Maman étouffe un sanglot, alors qu'elle tente de conserver son sang froid apparent. Mais derrière l'apparence de la femme froide et distante, je distingue à présent une mère brisée par la perte de son enfant adoré.
-Quand... quand elle est... partie, reprend-t-elle avec difficulté, tout s'est écroulé. Alessandro est parti je ne sais où faire un tour du monde avec un retour plus qu'hypothétique. Victoire a rompu tous les liens. Et toi... tu t'es renfermée sur toi même. Et j'étais tellement... tellement blessée, que j'en ai fait autant. Au lieu de m'ouvrir pour te soutenir, je me suis renfermée sur mes propres échecs et je t'ai laissée sombrer, en osant même me demander quelle en étais la raison. Tu es partie, à ton tour, et je croyais ne jamais plus te revoir. Sans le réconfort de Christian et Lucie, je me serais jetée par la fenêtre depuis bien longtemps, Jade... et ce n'est pas une image. J'y ai longtemps réfléchi.
-Maman...
-Et même quand tu es revenue! J'ai continué à rester froide de peur que tu reparte un jour et que je doive souffrir à nouveau! J'ai fui comme j'avais fui deux ans auparavant, j'ai ignoré ta propre douleur, j'ai décidé de te considérer comme une junkie perdue plutôt que de chercher ce qui avait pu t'arriver! Je n'ai même pas chercher à savoir! Je t'ai à peine questionné! Et j'apprends au détour d'une conversation que ma propre fille a été battue et violée pendant deux ans pendant que je me morfondais sur mon sort dans ma tour d'ivoire, et...
-MAMAN!
J'interromps d'un cri son flot de parole presque hystérique, prenant son visage baigné de larmes entre mes mains. Mes yeux sont tout autant embués que les siens.

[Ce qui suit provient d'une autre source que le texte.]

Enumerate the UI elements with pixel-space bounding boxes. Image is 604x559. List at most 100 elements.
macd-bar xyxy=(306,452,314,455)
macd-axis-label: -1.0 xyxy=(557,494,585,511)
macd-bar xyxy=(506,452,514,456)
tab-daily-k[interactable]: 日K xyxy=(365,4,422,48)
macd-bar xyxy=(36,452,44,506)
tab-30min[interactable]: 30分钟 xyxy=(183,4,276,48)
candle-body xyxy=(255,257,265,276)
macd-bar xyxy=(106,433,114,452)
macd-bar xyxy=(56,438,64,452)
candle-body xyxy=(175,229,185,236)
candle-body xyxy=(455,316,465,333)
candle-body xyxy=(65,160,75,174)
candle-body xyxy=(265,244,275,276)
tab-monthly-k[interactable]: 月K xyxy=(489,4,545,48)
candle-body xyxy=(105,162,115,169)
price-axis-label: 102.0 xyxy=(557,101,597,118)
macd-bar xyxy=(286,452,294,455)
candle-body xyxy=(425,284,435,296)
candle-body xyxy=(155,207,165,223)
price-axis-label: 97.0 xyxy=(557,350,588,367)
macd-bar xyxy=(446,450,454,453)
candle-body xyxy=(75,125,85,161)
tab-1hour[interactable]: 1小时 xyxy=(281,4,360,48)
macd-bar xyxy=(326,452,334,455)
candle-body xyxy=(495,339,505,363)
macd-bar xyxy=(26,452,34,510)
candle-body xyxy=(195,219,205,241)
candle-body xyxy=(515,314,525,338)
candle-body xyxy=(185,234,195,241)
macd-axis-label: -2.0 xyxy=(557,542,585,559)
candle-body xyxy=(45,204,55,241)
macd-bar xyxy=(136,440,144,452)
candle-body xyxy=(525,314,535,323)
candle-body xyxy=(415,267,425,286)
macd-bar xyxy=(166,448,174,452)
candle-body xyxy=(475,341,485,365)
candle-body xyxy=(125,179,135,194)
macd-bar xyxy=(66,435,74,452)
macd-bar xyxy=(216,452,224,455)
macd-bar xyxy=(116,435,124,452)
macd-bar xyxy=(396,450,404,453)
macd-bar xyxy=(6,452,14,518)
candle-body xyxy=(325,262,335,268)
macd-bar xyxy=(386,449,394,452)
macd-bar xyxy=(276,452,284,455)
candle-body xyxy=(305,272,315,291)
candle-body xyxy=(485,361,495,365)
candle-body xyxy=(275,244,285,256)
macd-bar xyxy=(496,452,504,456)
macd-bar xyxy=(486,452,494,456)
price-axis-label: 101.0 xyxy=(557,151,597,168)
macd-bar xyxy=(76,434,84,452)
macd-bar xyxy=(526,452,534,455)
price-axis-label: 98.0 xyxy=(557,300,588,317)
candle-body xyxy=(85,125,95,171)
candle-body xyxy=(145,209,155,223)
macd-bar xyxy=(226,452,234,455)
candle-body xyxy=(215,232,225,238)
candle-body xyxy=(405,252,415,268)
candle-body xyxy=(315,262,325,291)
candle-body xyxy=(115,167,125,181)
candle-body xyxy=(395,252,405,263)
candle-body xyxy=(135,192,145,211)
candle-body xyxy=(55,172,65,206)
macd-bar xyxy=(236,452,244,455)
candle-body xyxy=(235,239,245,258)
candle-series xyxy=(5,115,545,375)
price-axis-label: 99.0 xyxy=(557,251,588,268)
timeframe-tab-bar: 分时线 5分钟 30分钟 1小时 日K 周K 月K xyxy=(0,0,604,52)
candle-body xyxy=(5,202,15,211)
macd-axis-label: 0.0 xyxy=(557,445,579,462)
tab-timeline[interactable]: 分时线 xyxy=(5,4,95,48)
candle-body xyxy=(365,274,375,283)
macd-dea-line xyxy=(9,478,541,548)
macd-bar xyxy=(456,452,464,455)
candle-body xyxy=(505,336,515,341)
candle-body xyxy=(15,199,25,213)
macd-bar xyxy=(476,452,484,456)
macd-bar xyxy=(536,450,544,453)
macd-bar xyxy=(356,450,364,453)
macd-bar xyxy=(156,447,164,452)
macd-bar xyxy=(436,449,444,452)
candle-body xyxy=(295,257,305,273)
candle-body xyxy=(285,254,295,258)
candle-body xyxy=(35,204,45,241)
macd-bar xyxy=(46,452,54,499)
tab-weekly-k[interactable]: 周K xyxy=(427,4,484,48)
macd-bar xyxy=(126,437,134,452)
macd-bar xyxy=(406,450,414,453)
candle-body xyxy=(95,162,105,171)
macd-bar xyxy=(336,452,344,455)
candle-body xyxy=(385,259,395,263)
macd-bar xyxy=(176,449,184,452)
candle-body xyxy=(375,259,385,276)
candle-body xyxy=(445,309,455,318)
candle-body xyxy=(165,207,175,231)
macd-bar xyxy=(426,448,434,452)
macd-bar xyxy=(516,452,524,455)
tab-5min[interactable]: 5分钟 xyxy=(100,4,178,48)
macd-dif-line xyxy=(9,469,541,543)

-Maman... stop... arrête toi s'il te plait... tout ça, c'est fini. Tu n'es coupable... de rien du tout. Tout comme je l'ai dit à Diana, maman... tu ne peux pas être coupable de quelque chose que tu n'as pas fait. Si tu avais voulu me parler, je ne t'aurais pas écouté. Et d'ailleurs, même quant tu as essayé, je t'ai ignorée. Tu n'es pas la seule à blâmer, mais il n'y a qu'un seul et unique coupable, Maman. Et il s'appelle Robin.
Elle hoche doucement la tête alors que je la prends dans mes bras. Nous restons ainsi immobile pendant un long moment, à sangloter silencieusement sur tout et sur rien... profitant simplement de cette distance enfin éliminée, de cette glace si solide enfin brisée en mille morceau.
-Il s'appelle Robin... murmure-t-elle finalement. Il est entre les mains de la police, et je vais me faire un plaisir de l'envoyer aux fers pour le restant de ses jours.